Pero queríamos el de verdad, y a la mañana siguiente volvimos a la selva. Estábamos muy cerca. Cualquier atisbo de sombra entre los árboles erizaba la piel. Pájaros, monos e insectos se conjuraron para sacarnos de quicio. Como una escultura, yacía el cráneo de un enorme buey, cubierto de musgo. “Es el tigre. Solo lo puede haber hecho él”, dijo el guía. Dios mío. Luego, en el camino, las huellas frescas de sus patas. “No hace mucho que ha pasado por aquí”, sonrió. ¿Nos está viendo? Me pareció escuchar un susurro: shere khan, shere khan

No lo vimos. Ni tigre, ni siquiera un triste elefante. Frustrados, decidimos apostarlo todo a la última carta: una excursión de noche. El plan era acompañar a un grupo de guardas que vigilan un bosque de sándalos contra la tala ilegal. Uno joven, llamado Ambareesh, nos dio unas linternas para reflejar la luz en los ojos del animal. De pronto una docena nos devolvió la mirada. Ciervos. Casi. Cualquier rumor parecía un acercamiento. Todo nos miraba, todo era una cosa y la contraria, el tiempo se encogía y se expandía. Shere khan, shere khan

“Ahí está”, dijo el guarda.

Una masa blanquecina, una segunda luna. Un enorme culo de elefante. La decepción dio paso a una sorpresa feliz. Ante nosotros había un gran paquidermo solo, comiendo hierba, moviendo las orejas, ajeno a nuestros nervios. “No tiene colmillos”, dijo el guarda. Miré al animal con pavor, como se debe mirar a una divinidad. “Eso indica que es una hembra”, aclaró.

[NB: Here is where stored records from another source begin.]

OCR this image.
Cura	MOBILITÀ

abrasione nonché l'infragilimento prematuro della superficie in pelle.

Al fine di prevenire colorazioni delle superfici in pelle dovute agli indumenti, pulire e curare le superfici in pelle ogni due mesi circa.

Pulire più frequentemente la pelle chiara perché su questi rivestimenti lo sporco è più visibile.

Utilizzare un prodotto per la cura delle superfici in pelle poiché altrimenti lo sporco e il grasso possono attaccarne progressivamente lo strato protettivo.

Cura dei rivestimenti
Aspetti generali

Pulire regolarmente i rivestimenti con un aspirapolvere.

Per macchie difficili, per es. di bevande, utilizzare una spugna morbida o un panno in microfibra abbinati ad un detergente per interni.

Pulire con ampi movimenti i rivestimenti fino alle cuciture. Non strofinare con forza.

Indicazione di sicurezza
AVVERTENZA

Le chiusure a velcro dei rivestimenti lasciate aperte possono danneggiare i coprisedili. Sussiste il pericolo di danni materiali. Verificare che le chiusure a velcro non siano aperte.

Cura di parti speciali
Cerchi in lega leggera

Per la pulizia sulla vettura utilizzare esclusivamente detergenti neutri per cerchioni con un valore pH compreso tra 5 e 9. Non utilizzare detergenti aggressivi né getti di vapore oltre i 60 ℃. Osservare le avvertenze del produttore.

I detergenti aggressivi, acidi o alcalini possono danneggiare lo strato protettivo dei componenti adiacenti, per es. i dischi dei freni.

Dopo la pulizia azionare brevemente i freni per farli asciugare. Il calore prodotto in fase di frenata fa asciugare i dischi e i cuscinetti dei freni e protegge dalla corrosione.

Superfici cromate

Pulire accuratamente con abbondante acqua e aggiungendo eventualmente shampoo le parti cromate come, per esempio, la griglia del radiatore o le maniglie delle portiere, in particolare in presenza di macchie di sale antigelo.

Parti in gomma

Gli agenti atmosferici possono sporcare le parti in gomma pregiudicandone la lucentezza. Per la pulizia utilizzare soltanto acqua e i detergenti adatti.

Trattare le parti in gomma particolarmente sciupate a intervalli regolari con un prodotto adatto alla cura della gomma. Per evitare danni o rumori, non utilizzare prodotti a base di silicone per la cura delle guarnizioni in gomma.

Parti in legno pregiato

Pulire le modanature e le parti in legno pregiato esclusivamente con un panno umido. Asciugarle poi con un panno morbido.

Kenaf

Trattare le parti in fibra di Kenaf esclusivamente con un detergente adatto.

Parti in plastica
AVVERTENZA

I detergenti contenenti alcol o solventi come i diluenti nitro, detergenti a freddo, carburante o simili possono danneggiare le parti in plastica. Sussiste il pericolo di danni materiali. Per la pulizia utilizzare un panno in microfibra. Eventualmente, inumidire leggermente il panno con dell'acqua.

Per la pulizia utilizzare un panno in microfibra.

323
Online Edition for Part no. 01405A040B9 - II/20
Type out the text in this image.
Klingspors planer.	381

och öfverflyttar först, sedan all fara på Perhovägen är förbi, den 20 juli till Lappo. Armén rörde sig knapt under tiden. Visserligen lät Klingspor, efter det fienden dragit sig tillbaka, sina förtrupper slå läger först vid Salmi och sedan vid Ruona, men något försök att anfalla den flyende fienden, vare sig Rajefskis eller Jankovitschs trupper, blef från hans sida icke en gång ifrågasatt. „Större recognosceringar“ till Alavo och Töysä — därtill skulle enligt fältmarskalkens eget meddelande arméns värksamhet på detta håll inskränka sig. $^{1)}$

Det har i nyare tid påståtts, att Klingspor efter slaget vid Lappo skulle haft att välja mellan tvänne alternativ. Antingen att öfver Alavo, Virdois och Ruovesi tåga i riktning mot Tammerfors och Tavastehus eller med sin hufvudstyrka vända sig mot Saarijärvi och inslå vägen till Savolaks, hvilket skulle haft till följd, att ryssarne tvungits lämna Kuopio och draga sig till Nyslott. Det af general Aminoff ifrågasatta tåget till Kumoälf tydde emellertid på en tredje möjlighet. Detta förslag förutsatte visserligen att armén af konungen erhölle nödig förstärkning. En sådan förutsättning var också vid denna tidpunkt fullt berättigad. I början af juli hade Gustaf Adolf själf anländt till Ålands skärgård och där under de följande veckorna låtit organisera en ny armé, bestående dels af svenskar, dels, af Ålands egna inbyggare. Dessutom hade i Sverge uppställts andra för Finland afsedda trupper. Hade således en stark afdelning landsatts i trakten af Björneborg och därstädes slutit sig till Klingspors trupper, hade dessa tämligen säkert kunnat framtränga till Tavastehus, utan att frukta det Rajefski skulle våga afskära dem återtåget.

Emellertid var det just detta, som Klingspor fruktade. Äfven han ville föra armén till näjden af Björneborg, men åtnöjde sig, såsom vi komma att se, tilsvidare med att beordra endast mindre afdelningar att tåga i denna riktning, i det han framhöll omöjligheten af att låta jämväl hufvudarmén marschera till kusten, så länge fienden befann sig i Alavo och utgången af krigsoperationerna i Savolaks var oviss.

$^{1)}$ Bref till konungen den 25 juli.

La conocían bien. Ambareesh me contó que le habían puesto nombre, D99, que tuvo una hija que había muerto hacía dos semanas, y que estuvo varios días sin comer, paralizada por la tristeza. “Dos machos han venido a verla estos días, pero no quiere a nadie. Ahora está sola”, dijo.

Al final no vimos ningún tigre. La verdad es que pienso mucho en él. Lo adivino entre el tráfico, alguna vez creo que he visto su cola entre los árboles de las colinas de Barcelona, y sus ojos en alguna fiesta. Algún día lo veré. Pero también pienso mucho en D99, en cómo cuando la vimos de pronto en la noche, sola y comiendo, nos inundó con su ternura.

Me quedaba una pregunta por hacerle a Ambareesh. ¿De todos los animales que has visto, en cuál piensas más? “En el tigre”, me dijo sin dudar: “¿Todavía no lo has visto?”.